首页
学习
活动
专区
圈层
工具
发布
社区首页 >问答首页 >TensorFlow2.0相同的模型结构和超参数导致不同调用方式的性能不同

TensorFlow2.0相同的模型结构和超参数导致不同调用方式的性能不同
EN

Stack Overflow用户
提问于 2019-11-26 01:45:51
回答 1查看 53关注 0票数 0

那里。我是一个初学者,正在学习Tensorflow 2.0。我有一个模型,名为3种不同的方法。而且表演是不同的。有人能告诉我为什么会这样吗?

模型构造和调用方法:

代码语言:javascript
复制
import os, sys

import pandas as pd
import numpy as np
import matplotlib.pyplot as plt

import tensorflow as tf
from tensorflow import keras
from tensorflow.keras import datasets, models, layers, regularizers, optimizers


def prepare_mnist_features_and_labels(x, y):
    x = tf.cast(x, tf.float32)/255.0
    y = tf.cast(y, tf.int64)
    return x, y


def mninst_dataset():
    (x_train, y_train), (x_eval, y_eval) = datasets.mnist.load_data()
    print('x_train/y_train shape:', x_train.shape, y_train.shape)
    y_train = tf.one_hot(y_train, depth=10)
    y_eval = tf.one_hot(y_eval, depth=10)

    ds_train = tf.data.Dataset.from_tensor_slices((x_train, y_train))
    ds_train = ds_train.map(prepare_mnist_features_and_labels)
    ds_train = ds_train.shuffle(x_train.shape[0]).batch(128)
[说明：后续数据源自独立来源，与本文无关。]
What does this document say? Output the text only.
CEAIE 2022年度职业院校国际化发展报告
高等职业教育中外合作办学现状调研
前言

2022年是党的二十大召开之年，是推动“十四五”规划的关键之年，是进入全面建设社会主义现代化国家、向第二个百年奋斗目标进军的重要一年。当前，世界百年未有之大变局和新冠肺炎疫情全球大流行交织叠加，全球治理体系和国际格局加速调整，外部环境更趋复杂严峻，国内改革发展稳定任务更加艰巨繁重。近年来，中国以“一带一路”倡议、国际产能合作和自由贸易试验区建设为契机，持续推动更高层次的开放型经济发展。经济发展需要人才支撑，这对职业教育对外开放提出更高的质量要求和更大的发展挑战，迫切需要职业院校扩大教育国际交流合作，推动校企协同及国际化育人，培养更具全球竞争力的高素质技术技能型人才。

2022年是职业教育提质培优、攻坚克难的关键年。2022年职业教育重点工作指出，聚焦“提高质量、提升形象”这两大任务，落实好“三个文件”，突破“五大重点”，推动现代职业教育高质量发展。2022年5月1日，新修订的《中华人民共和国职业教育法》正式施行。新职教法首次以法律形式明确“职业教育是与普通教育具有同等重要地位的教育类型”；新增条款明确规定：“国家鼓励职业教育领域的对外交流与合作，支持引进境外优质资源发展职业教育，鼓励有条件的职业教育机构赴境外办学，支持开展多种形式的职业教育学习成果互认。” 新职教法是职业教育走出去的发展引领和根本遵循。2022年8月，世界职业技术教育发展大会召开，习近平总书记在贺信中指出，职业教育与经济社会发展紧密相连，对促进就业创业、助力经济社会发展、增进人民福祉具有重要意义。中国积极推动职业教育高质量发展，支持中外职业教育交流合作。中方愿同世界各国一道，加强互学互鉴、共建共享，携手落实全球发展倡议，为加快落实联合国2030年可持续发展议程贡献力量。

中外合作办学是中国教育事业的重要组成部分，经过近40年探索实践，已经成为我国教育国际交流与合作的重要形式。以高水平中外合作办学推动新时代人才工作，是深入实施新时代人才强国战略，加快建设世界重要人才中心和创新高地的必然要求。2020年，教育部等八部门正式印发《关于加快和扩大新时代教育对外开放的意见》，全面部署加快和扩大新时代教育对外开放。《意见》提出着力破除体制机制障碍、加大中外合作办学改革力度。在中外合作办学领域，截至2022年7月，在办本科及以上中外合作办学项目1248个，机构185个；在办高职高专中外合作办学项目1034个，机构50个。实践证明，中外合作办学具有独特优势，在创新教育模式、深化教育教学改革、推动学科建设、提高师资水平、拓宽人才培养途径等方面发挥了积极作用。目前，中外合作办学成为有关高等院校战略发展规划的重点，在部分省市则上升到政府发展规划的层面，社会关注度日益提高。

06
    ds_eval = tf.data.Dataset.from_tensor_slices((x_eval, y_eval))
    ds_eval = ds_eval.map(prepare_mnist_features_and_labels)
    ds_eval = ds_eval.shuffle(x_eval.shape[0]).batch(128)
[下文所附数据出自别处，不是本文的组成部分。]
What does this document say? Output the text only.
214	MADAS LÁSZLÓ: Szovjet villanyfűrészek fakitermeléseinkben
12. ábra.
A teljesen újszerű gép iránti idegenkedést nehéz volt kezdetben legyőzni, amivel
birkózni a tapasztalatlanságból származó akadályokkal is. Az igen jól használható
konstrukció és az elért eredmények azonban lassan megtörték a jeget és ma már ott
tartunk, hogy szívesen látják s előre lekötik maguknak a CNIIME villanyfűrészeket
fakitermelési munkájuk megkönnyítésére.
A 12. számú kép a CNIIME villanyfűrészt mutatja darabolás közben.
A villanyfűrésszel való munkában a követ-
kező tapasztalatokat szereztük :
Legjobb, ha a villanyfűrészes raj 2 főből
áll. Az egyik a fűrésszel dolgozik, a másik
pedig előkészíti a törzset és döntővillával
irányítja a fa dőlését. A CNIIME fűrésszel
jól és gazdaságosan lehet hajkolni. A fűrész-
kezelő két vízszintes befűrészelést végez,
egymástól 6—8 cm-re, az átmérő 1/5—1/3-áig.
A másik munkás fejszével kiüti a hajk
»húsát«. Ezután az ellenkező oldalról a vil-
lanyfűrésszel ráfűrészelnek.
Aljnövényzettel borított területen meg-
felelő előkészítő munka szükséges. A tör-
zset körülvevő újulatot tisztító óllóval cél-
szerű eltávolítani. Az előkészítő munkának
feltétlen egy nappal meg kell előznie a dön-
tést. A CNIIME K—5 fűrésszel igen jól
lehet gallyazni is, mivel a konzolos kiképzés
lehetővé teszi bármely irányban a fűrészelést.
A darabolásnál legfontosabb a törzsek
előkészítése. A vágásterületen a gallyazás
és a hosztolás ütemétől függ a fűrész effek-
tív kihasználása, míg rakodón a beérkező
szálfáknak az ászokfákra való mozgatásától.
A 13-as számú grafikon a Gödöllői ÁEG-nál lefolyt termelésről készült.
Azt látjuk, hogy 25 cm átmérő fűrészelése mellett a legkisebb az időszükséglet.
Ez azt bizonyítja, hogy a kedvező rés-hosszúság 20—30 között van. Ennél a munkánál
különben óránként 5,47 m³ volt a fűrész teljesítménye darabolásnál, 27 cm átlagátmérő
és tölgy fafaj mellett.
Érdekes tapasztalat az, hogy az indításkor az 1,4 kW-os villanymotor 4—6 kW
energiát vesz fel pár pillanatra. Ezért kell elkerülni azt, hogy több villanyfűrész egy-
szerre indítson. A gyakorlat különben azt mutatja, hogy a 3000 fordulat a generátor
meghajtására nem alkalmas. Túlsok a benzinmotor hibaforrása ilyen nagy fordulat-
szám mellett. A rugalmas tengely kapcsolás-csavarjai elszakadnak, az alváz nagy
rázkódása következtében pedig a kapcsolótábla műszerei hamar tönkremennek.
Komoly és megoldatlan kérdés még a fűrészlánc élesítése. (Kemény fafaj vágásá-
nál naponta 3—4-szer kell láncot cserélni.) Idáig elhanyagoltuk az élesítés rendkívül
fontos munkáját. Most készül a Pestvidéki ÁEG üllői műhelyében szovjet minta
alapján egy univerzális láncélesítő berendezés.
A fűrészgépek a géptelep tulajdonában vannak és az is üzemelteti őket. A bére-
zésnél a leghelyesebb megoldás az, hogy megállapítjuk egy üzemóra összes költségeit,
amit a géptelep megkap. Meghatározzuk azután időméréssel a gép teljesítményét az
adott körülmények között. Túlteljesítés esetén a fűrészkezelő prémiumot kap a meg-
    sample = next(iter(ds_train))
    print('sample: ', sample[0].shape, sample[1].shape)

    return ds_train, ds_eval


def main():
    os.environ['TF_CPP_MIN_LOG_LEVEL'] = '2'

    trainset, evalset = mninst_dataset()

    model = keras.Sequential()
    model.add(layers.Reshape(target_shape=[28, 28, 1], input_shape=[28, 28]))
    model.add(layers.Conv2D(filters=32, kernel_size=(5, 5), activation=tf.nn.relu, strides=[1,1], padding="SAME"))
    model.add(layers.MaxPool2D(pool_size=(2,2), strides=[1,1], padding="SAME"))
    model.add(layers.Conv2D(filters=64, kernel_size=(5, 5), activation=tf.nn.relu, strides=[1,1], padding="SAME"))
    model.add(layers.MaxPool2D(pool_size=(2,2), strides=[2,2], padding="SAME"))
    model.add(layers.Flatten())
    model.add(layers.Dense(units=512, activation=tf.nn.relu, kernel_regularizer=regularizers.l2(0.01)))
    model.add(layers.Dense(units=10, activation=tf.nn.relu, kernel_regularizer=regularizers.l2(0.01)))

    model.compile(optimizer=optimizers.Adam(lr=0.01), loss=tf.losses.CategoricalCrossentropy(from_logits=True), metrics=['accuracy'])
    model.fit(trainset.repeat(), epochs=30, steps_per_epoch=500,
              validation_data=evalset.repeat(), validation_steps=10)

if __name__=='__main__':
    main()

构建模型并运行它的第二种方法如下:

代码语言:javascript
复制
    import os, sys

import pandas as pd
import numpy as np
import matplotlib.pyplot as plt

import tensorflow as tf
from tensorflow import keras
from tensorflow.keras import datasets, models, layers, regularizers, optimizers

from tqdm import tqdm

def prepare_mnist_features_and_labels(x, y):
    x = tf.cast(x, tf.float32)/255.0
    y = tf.cast(y, tf.int64)
    return x, y


def mnist_dataset():
    (x_train, y_train), (x_eval, y_eval) = datasets.mnist.load_data()
     # y_train = tf.one_hot(y_train, depth=10)
    # y_eval = tf.one_hot(y_eval, depth=10)

    ds_train = tf.data.Dataset.from_tensor_slices((x_train, y_train))
    ds_train = ds_train.map(prepare_mnist_features_and_labels)
    # Test: replace x_train.shape[0] by the number of the training samples, which is 60000
    ds_train = ds_train.shuffle(x_train.shape[0]).batch(128)

    ds_eval = tf.data.Dataset.from_tensor_slices((x_eval, y_eval))
    ds_eval = ds_eval.map(prepare_mnist_features_and_labels)
    ds_eval = ds_eval.shuffle(x_eval.shape[0]).batch(128)

    # sample = next(iter(ds_train))
    # print('sample: ', sample[0].shape, sample[1].shape)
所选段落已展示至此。